I should have been more clear now that I reflect on what I wrote. The thread that the game uses for all in world logic is single threaded. Tasks like networking, audio, and rendering can be split into different threads but that can introduce issues. So for the most part, Minecraft is single threaded. Having a second core to offload networking and other lightweight tasks to can be beneficial and even necessary on larger server. Beyond 2 cores though, I would expect to see little difference in performance with each additional core.
As I understand it, the Minecraft game loop is single threaded. There is not a thread per user or anything like that. Additional threads might be used for supplementary tasks by the OS, but increasing the number of CPU cores will not help your ability to process more players, more ticking entities, or anything like that.
The CPU graphs presented actually seem to show a rather inefficient situation of a single thread being scheduled across multiple cores - ideally you would get better overall performance if a single core was dedicated to the minecraft principal gameloop thread, and was running at 100%.
Everything else stands however.

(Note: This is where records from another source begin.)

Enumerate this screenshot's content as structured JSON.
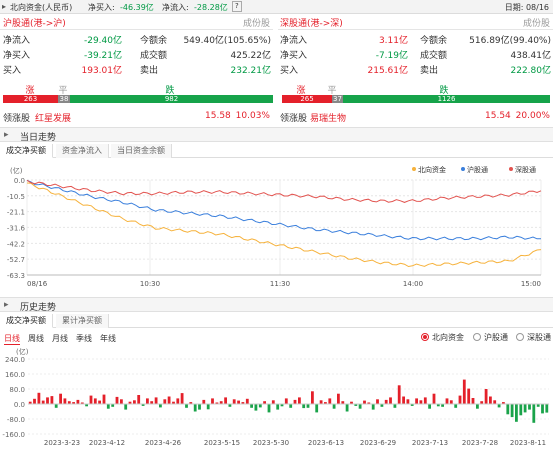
{
  "titlebar": {
    "title": "北向资金(人民币)",
    "net_buy_label": "净买入:",
    "net_buy_value": "-46.39亿",
    "net_inflow_label": "净流入:",
    "net_inflow_value": "-28.28亿",
    "help": "?",
    "date_label": "日期: 08/16"
  },
  "markets": [
    {
      "name": "沪股通(港->沪)",
      "constituents": "成份股",
      "rows": [
        {
          "l1": "净流入",
          "v1": "-29.40亿",
          "l2": "今额余",
          "v2": "549.40亿(105.65%)"
        },
        {
          "l1": "净买入",
          "v1": "-39.21亿",
          "l2": "成交额",
          "v2": "425.22亿"
        },
        {
          "l1": "买入",
          "v1": "193.01亿",
          "l2": "卖出",
          "v2": "232.21亿"
        }
      ],
      "breadth": {
        "up_label": "涨",
        "flat_label": "平",
        "down_label": "跌",
        "up": "263",
        "flat": "38",
        "down": "982"
      },
      "leading": {
        "label": "领涨股",
        "name": "红星发展",
        "price": "15.58",
        "pct": "10.03%"
      }
    },
    {
      "name": "深股通(港->深)",
      "constituents": "成份股",
      "rows": [
        {
          "l1": "净流入",
          "v1": "3.11亿",
          "l2": "今额余",
          "v2": "516.89亿(99.40%)"
        },
        {
          "l1": "净买入",
          "v1": "-7.19亿",
          "l2": "成交额",
          "v2": "438.41亿"
        },
        {
          "l1": "买入",
          "v1": "215.61亿",
          "l2": "卖出",
          "v2": "222.80亿"
        }
      ],
      "breadth": {
        "up_label": "涨",
        "flat_label": "平",
        "down_label": "跌",
        "up": "265",
        "flat": "37",
        "down": "1126"
      },
      "leading": {
        "label": "领涨股",
        "name": "易瑞生物",
        "price": "15.54",
        "pct": "20.00%"
      }
    }
  ],
  "intraday": {
    "section_title": "当日走势",
    "tabs": [
      "成交净买额",
      "资金净流入",
      "当日资金余额"
    ],
    "unit": "(亿)",
    "legend": [
      "北向资金",
      "沪股通",
      "深股通"
    ]
  },
  "history": {
    "section_title": "历史走势",
    "tabs": [
      "成交净买额",
      "累计净买额"
    ],
    "periods": [
      "日线",
      "周线",
      "月线",
      "季线",
      "年线"
    ],
    "radios": [
      "北向资金",
      "沪股通",
      "深股通"
    ],
    "unit": "(亿)"
  },
  "colors": {
    "up": "#e4202a",
    "down": "#009944",
    "north": "#f6b23c",
    "sh": "#3a7fdc",
    "sz": "#e2534f"
  },
  "chart_data": [
    {
      "type": "line",
      "x_ticks": [
        "08/16",
        "10:30",
        "11:30",
        "14:00",
        "15:00"
      ],
      "y_ticks": [
        0.0,
        -10.5,
        -21.1,
        -31.6,
        -42.2,
        -52.7,
        -63.3
      ],
      "ylim": [
        -63.3,
        0.0
      ],
      "legend_position": "top-right",
      "x": [
        "09:30",
        "09:45",
        "10:00",
        "10:15",
        "10:30",
        "10:45",
        "11:00",
        "11:15",
        "11:30",
        "13:15",
        "13:30",
        "13:45",
        "14:00",
        "14:15",
        "14:30",
        "14:45",
        "15:00"
      ],
      "series": [
        {
          "name": "北向资金",
          "values": [
            -2,
            -10,
            -18,
            -26,
            -32,
            -34,
            -36,
            -40,
            -44,
            -48,
            -52,
            -55,
            -57,
            -56,
            -55,
            -54,
            -46.39
          ]
        },
        {
          "name": "沪股通",
          "values": [
            -1,
            -6,
            -11,
            -15,
            -20,
            -22,
            -24,
            -27,
            -30,
            -33,
            -35,
            -37,
            -39,
            -39,
            -39,
            -38,
            -39.21
          ]
        },
        {
          "name": "深股通",
          "values": [
            -1,
            -4,
            -7,
            -9,
            -9,
            -8,
            -8,
            -9,
            -10,
            -11,
            -13,
            -14,
            -14,
            -12,
            -11,
            -10,
            -7.19
          ]
        }
      ]
    },
    {
      "type": "bar",
      "y_ticks": [
        240.0,
        160.0,
        80.0,
        0.0,
        -80.0,
        -160.0
      ],
      "ylim": [
        -160,
        240
      ],
      "x_tick_labels": [
        "2023-3-23",
        "2023-4-12",
        "2023-4-26",
        "2023-5-15",
        "2023-5-30",
        "2023-6-13",
        "2023-6-29",
        "2023-7-13",
        "2023-7-28",
        "2023-8-11"
      ],
      "values": [
        12,
        28,
        60,
        18,
        35,
        42,
        -20,
        55,
        30,
        15,
        10,
        22,
        8,
        -12,
        45,
        30,
        18,
        50,
        -25,
        -15,
        38,
        25,
        -30,
        12,
        20,
        48,
        -10,
        30,
        15,
        35,
        -18,
        25,
        40,
        12,
        30,
        58,
        -20,
        10,
        -40,
        -30,
        22,
        -28,
        30,
        8,
        15,
        35,
        -15,
        25,
        18,
        10,
        28,
        -20,
        -35,
        -18,
        15,
        -45,
        20,
        -30,
        -12,
        30,
        -20,
        22,
        35,
        -22,
        -20,
        68,
        -45,
        20,
        10,
        30,
        -25,
        55,
        15,
        -40,
        12,
        -10,
        -25,
        18,
        8,
        -30,
        25,
        -15,
        22,
        35,
        -20,
        100,
        40,
        25,
        -10,
        30,
        20,
        35,
        -25,
        55,
        -12,
        -15,
        30,
        20,
        -20,
        45,
        130,
        82,
        32,
        -25,
        15,
        80,
        40,
        20,
        -18,
        10,
        -55,
        -70,
        -95,
        -60,
        -45,
        -30,
        -100,
        -15,
        -50,
        -46
      ]
    }
  ]
}
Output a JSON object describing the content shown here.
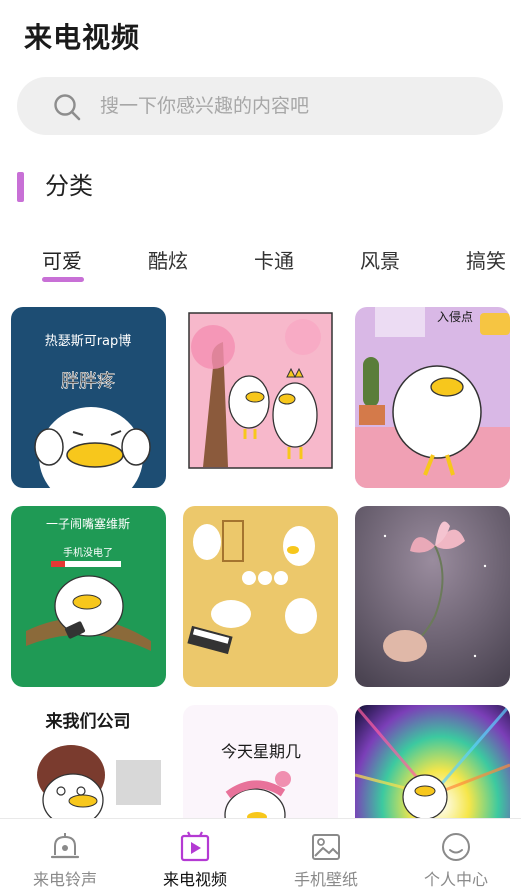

The bytes/persecond coupled with the data requirements of mods are what is going to make scaling hard. Vanilla is one thing, but data hungry mods are difficult to account for especially, as with MFFS, they scale per usage.
By that logic, a basic Core2Duo running at smiler speeds would adequately support my current modpack, yet it does not. Multicore usage increases as demand on the server increases proportionally. This is far less efficient then dedicating individual tasks to individual cores however, still better then forcing a single core to run every server calculation.
If you don't believe me (which appears to be the case) you can test the Minecraft single core myth yourself. Grab VMWare or Virtual Box, set it to a single core and, install your OS of choice. For my tests I installed a 64bit copy of Windows XP I had laying around. I was unable to produce a stable tick rate under a single core. Alternatively, tinker with the processor affinity.
Here are some basic tests having done just that: https://i.imgur.com/A11IhZI.png It does not paint a pretty picture. I could barely type out the TPS command so generating chunks is out of the question.
Two cores: https://i.imgur.com/NvsFtvc.png Only a marginal increase in tickrate. I'm not generating chunks under this load either.
With all four cores activated: https://i.imgur.com/CPzKpJ5.png I've circled a few things. Red circles indicate idle activity. Blue circles indicate chunk generation. The increase is near symmetrical across every core, even a few of the extra threads are being used. A single thread yes, but scaled across multiple cores.
If you're hosting a server, and for what every mysterious reason you wish to leave yourself with less headroom don't let me stop you. In layman's terms, you have two full glasses of liquid, and four empty glasses of equal size to the first two glasses. If you pour everything into a single glass some of the liquid is going to spill over. If you pour everything into two glasses they'll both fill up without spilling however, there's no more room for anymore liquid. What do you propose is going to happen when I come along with two more glasses of liquid? Now, if distributed across the four empty glasses you're left with plenty of room for more liquid. It's a rather juvenile explanation, but it works.
I don't have a machine with sixteen cores or multiple physical processors so I can't test against that platform. So long as you're using a modern OS with an updated version of java it should still scale across the two chips.